RUSKIN, FL. A Hillsborough County inspector walked into Hot Tomato at 2702 E College Ave on May 4 and documented that the restaurant had no written employee health policy and that at least one employee had not reported symptoms of illness, meaning a sick food worker could have been handling food with no mechanism in place to stop it.

The inspection produced six high-severity violations and one intermediate violation. The restaurant was not closed.

What Inspectors Found

1HIGHNo employee health policyDisease transmission risk
2HIGHEmployee not reporting illness symptomsOutbreak enabler
3HIGHFood contact surfaces not cleaned/sanitizedCross-contamination risk
4HIGHTime as public health control misusedTemperature abuse
5HIGHNo consumer advisory for raw/undercooked foodUninformed vulnerable customers
6HIGHToxic chemicals improperly stored or labeledChemical poisoning risk
7INTMulti-use utensils not properly cleanedBacterial biofilm risk

The illness violations sit at the top of that list for a reason. State records show the restaurant had no adequate written policy requiring employees to disclose when they are sick, and an employee was documented as not reporting symptoms. Those two violations together describe a restaurant where a sick worker had no formal obligation to say anything and apparently did not.

The food contact surface violation adds a separate contamination pathway. Cutting boards, prep surfaces, and other equipment that touch food directly are supposed to be cleaned and sanitized on a defined schedule. When they are not, bacteria from one food item transfer to the next one prepared on the same surface.

The chemical storage violation rounds out the picture. Toxic chemicals stored near or improperly labeled around food create a direct poisoning risk, particularly when containers are mislabeled or stored above food prep areas where they can drip or spill.
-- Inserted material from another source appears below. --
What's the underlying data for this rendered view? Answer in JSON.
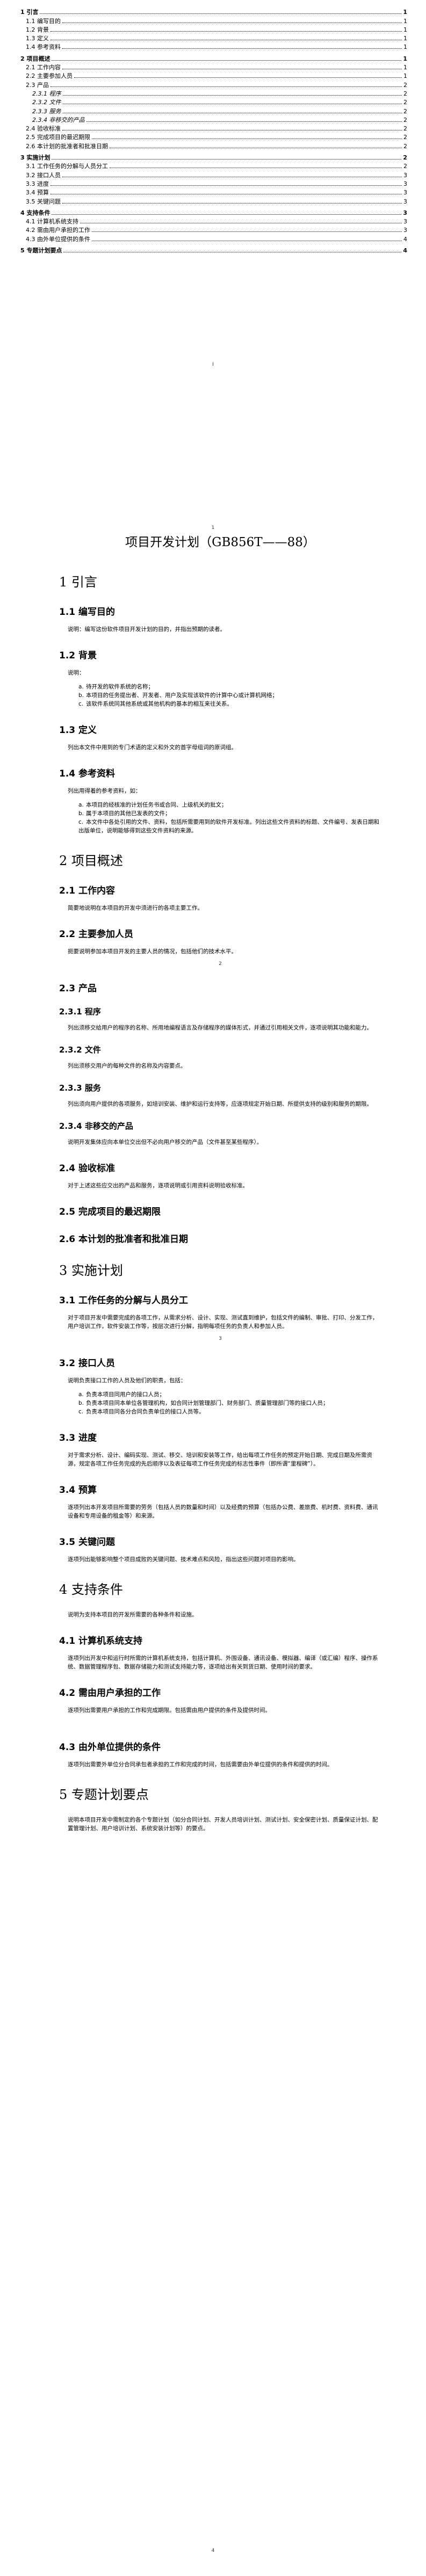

The time-as-public-health-control violation is less obvious but equally serious. Some restaurants use time, rather than refrigeration, to keep certain foods safe, holding them in the temperature danger zone for a controlled window before discarding them. When that system is not followed correctly, food sits at temperatures where bacteria multiply rapidly with no temperature record to catch the failure.

What These Violations Mean

The combination of no sick-worker policy and an employee not reporting symptoms is the specific pairing that state epidemiologists point to when tracing Norovirus outbreaks. Norovirus spreads person-to-person and through contaminated food. A single infected food handler working without restriction can expose every customer served during a shift.

The food contact surface and multi-use utensil violations compound that risk. Surfaces that are not properly sanitized develop bacterial biofilms, a layer of bacteria that bonds to the surface and resists ordinary cleaning within 24 hours. Once a biofilm establishes, routine wiping does not remove it.

The missing consumer advisory is a different kind of failure. Customers who are pregnant, elderly, or immunocompromised need to know when a menu item contains raw or undercooked protein so they can make an informed choice. Without the advisory posted, they cannot.

Taken together, these six high-severity violations at Hot Tomato on May 4 represent simultaneous failures across employee illness control, surface sanitation, food time management, and chemical safety. No single violation caused a documented illness on that date. But each one is a condition that makes an outbreak more likely.

The Longer Record

Hot Tomato's May 4 inspection was its 35th on record, and the 329 total violations accumulated across that history put this visit in context. This was not an aberration.

The eight prior inspections with documented violation counts tell a consistent story. In April 2025, inspectors cited eight high-severity violations and two intermediate ones. In November 2024, six high and three intermediate. In February 2024, six high and three intermediate again. In January 2023, six high and three intermediate. The numbers repeat with enough regularity that the May 2026 inspection, with its six high-severity citations, fits the pattern rather than breaking it.

The restaurant has been emergency-closed twice. On August 1, 2022, inspectors ordered it shut for rodent, roach, and fly activity. It reopened the same day. On June 10, 2021, it was closed again for rodent activity and reopened that same day as well.

Both closures involved pest activity serious enough to require immediate shutdown. Neither produced a sustained improvement visible in the inspection record that followed. The July 2023 inspection found nine high-severity violations, the highest single-visit count in the data provided, coming roughly a year after the 2022 pest closure.

Open for Business

Thirty-five inspections. Three hundred twenty-nine total violations. Two prior emergency closures. Six high-severity violations on May 4, 2026, including a sick employee with no policy requiring disclosure.

Hot Tomato was not closed after the May 4 inspection. It remained open.